Inman

The gap between offline and online is shrinking

Jason Sosa, founder and CEO of Immersive Labs, a New York City-based face detection software company, will take the stage during the Real Estate Connect San Francisco conference, which runs from Aug. 1-3 at the Hilton San Francisco Union Square hotel.

Sosa, 32, previously founded Mind Spin Research, which created radio research software used by radio stations nationwide and was acquired by Troy Research. In a session titled "Personalized Advertising Analytics," he will discuss what gathering real-time analytics data means for industries like real estate that are trying to target the right content to the right person at the right time.

Sosa responded to a set of questions posed by Inman News:

1. What inspired you to pursue your current career path?

The entrepreneurial bug hit me at a young age. Growing up, my father never discussed what college I would attend. Instead, he taught me how to hustle, work hard, move fast and get things done in a way that adds value to others.

I was in second grade when I was assigned a "What do you want to be when you grow up?" project. I was influenced by a Richard Branson TV documentary that I watched with my dad. It showed a young Branson arriving in a helicopter talking about the business lessons he learned. I can still remember the news reporter mentioning that he never graduated from college.

When I returned to school, I told my teacher that I would not attend college but instead wanted to be an entrepreneur. I said, "Someday, I’ll be just like the guy on TV. I want to change the world." Needless to say, my teacher didn’t share my enthusiasm. She was well intentioned and proceeded to tell me that Richard Branson was "one in a million." I was not deterred. It was then that I decided that I was going to be one in a million.

2. When did you found Immersive Labs and why?

I started a music research company that collected data for radio stations in 2007. We collected a lot of data and I was constantly frustrated by how difficult it was to collect real-world data for an offline medium. We ended up leveraging online surveys to gather radio preferences from listeners.

Following my experience in radio research I developed a 103-inch multi-touch display using a series of infrared lasers and a computer vision tracker. It was then that I realized how computer vision could automate the collection of data in physical spaces.

3. Your bio lists you as, among other things, an "expert generalist in Human Computer Interaction." What exactly does that mean?

Human computer interaction (HCI) is about understanding the interaction between humans and computers. I’ve experimented and explored a number of technologies and worked on a number of projects that range from gesture and touch computing to face detection analytics. I call myself an "expert generalist" because I am familiar with a wide variety of techniques, technologies and seek to gain business value by connecting dots through seemingly unrelated things.

Having a broad understanding allows me to spend more time on the human side of the equation, understanding how people and technology fit together. I’m fortunate enough to have a great team behind me that can execute on the deeply technical computer science side.

4. What is the most important business lesson you learned in the past year?

Don’t be intimidated by anyone. For the most part, nobody knows what they’re doing.
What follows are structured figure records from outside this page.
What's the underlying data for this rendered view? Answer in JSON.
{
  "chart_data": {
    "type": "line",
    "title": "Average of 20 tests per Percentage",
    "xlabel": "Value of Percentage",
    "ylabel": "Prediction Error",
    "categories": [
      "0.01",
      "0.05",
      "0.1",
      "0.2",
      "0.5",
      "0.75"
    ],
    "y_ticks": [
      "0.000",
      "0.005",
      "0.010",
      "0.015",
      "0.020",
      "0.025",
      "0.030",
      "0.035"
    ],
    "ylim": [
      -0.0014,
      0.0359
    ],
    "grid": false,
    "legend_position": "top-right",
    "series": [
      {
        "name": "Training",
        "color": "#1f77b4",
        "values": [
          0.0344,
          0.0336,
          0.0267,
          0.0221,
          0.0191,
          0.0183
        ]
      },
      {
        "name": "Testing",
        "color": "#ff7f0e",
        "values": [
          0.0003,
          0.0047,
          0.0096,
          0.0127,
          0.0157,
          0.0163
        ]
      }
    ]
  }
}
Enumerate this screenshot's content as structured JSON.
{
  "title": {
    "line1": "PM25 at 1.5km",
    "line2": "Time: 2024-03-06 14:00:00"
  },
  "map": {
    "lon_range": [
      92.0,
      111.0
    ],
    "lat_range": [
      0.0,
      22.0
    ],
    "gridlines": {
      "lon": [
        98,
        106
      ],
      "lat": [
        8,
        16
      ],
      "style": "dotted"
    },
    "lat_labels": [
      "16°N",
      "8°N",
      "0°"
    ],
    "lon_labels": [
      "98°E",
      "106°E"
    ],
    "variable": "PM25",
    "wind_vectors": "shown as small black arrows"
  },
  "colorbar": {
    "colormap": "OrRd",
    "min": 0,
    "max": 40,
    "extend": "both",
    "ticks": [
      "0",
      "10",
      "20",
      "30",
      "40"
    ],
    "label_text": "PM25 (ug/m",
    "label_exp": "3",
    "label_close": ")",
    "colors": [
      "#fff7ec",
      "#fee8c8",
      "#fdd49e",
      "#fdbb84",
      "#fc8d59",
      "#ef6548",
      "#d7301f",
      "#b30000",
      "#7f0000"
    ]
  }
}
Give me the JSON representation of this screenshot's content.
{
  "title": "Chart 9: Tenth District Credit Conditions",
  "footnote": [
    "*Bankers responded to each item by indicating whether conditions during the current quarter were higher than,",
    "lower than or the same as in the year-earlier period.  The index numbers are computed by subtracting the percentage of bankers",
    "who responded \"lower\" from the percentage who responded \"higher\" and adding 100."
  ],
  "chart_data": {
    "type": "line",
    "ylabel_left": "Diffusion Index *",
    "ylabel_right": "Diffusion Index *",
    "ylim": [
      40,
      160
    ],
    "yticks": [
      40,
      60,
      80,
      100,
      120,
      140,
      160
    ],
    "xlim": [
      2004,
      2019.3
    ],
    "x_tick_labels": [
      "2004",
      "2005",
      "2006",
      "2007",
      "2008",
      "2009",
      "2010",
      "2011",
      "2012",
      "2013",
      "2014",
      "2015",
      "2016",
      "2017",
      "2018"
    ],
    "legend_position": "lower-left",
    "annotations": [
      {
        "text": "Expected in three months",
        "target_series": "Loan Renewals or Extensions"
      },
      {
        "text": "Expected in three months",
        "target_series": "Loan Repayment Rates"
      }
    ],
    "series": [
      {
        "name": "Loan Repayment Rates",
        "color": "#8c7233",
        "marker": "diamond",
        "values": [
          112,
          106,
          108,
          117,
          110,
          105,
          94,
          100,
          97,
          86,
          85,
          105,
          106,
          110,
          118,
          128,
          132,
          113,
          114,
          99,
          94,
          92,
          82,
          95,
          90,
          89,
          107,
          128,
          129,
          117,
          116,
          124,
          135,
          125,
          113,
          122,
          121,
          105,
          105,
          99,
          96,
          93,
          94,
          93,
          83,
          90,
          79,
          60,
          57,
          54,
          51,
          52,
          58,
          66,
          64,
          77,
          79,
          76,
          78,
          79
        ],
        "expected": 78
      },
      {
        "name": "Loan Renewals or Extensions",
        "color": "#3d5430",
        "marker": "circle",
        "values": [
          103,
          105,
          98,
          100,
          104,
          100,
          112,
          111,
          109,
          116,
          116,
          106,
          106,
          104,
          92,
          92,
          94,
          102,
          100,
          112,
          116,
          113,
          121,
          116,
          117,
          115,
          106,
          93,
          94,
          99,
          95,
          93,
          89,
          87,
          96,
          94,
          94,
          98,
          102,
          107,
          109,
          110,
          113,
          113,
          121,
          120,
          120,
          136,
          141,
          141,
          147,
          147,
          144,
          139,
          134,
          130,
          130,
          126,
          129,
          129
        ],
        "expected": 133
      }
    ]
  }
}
The little secret no one tells you is that we are all just making it up as we go along.

5. What’s the coolest technology you’ve discovered this year, and how are you using it?

I’m very excited about emerging technologies like Siri. While they are not yet perfected, they represent a new way to interact with machines. If Phone 1.0 was about talking, and Phone 2.0 was about touching, then Phone 3.0 will be about sensory data communicating with our environment. Over the next few years as they improve you may find yourself confiding in your voice assistant, asking it to provide insights about an important decision, or use it to learn more about what your spouse wants for his or her birthday.

6. What are you planning to cover in your session at Connect?

Information is all around us. The oldest mantra in real estate is location, location, location. That’s on a macro level, but what happens when real-time data is collected on a micro level? What if you could find out who looked at a specific area? What if traffic and demographics was a moving picture, not just a stat captured in a single moment in time by some guy with a paper clipboard.

The merger of online capabilities and physical spaces is just beginning. Retail has come full circle, moving from bricks and mortar to e-commerce and back again. Now mobile and tablets are bringing the capabilities of the Web back to bricks-and-mortar stores. The gap between the online and offline world is shrinking, and big data is about to change everything.

7. Does your face detection software currently have any application in the real estate field? If not, do you anticipate it will be used in real estate and, if so, how?

Absolutely! At the moment gathering information in physical places is incredibly hard and usually requires a person to record data on a paper clipboard. Using a computer vision software like CARA (Immersive Labs’ computer vision platform) automates the process and provides real-time feedback on traffic, demographics and more.

Beyond its use in digital advertising, anonymous face detection can be used to improve business efficiency such as measuring how long someone stands in line, Amazon-like recommendation, and in-store experiences.

In the very near future you will be able to gather analytics for the real world, just like you do online. How effective was that endcap placement? Has foot traffic increased? How long did someone view an advertisement? You’ll see demographics of people entering a venue and a real-time overview of the engagement of traffic from multiple venues simultaneously.

8. Share a personal experience or anecdote about buying, selling, owning or renting a home.

Before moving to New York I lived in Michigan. In 2008 I learned that the price of real estate can go down. Ahem.

9. What do you view as the biggest problem facing the real estate industry today, and how would you fix it?

What can be measured can be improved. I find the lack of measurement standards and technologies to be a major obstacle. What if the Web had not developed analytics tools to track conversion, traffic and engagement? Yet, physical spaces still play by analog rules in an ever-increasing digital society. When the tools of the Web are brought into the physical venues then a true understanding of its value can be determined.

10. What is your advice for real estate industry professionals to thrive in this market?

There are two worlds — the digital and physical — and they are converging at an ever-increasing pace. Learn from the lessons that transformed the newspaper, music and other industries. Become a student of technology and learn to leverage these tools. You must have the ability to learn, unlearn and relearn quickly. Things change too fast to be stuck in a one-dimensional way of doing things. Be multidimensional; learn to see the world differently, from the big picture down to the smallest detail. Competition moves fast. Adapting in a landscape of change is the best strategy.

11. What is your favorite non-work-related hobby?

I’m a geek and work all the time because I love what I do. Occasionally I’ll dive into my acoustic guitar or play Skyrim on Xbox 360.

12. Who is your hero, and why?

My father is my hero. I was born in 1980 to a Hispanic family of migrant workers that moved to Holland, Mich., from Texas in the 1950s. My dad raised me as a single parent with the help of my four aunts and grandmother. My father is a self-taught entrepreneur and learned how to make money using his wits and relied primarily on his gut. He only has a third-grade education and taught himself to speak English. I’m amazed to this day that he managed to navigate the legal and business landscape building a 15-year restaurant business and eventually buying various real estate properties.

13. Tell us something we don’t already know about you.

Last year I participated in the TechStars reality TV show that premiered on Bloomberg.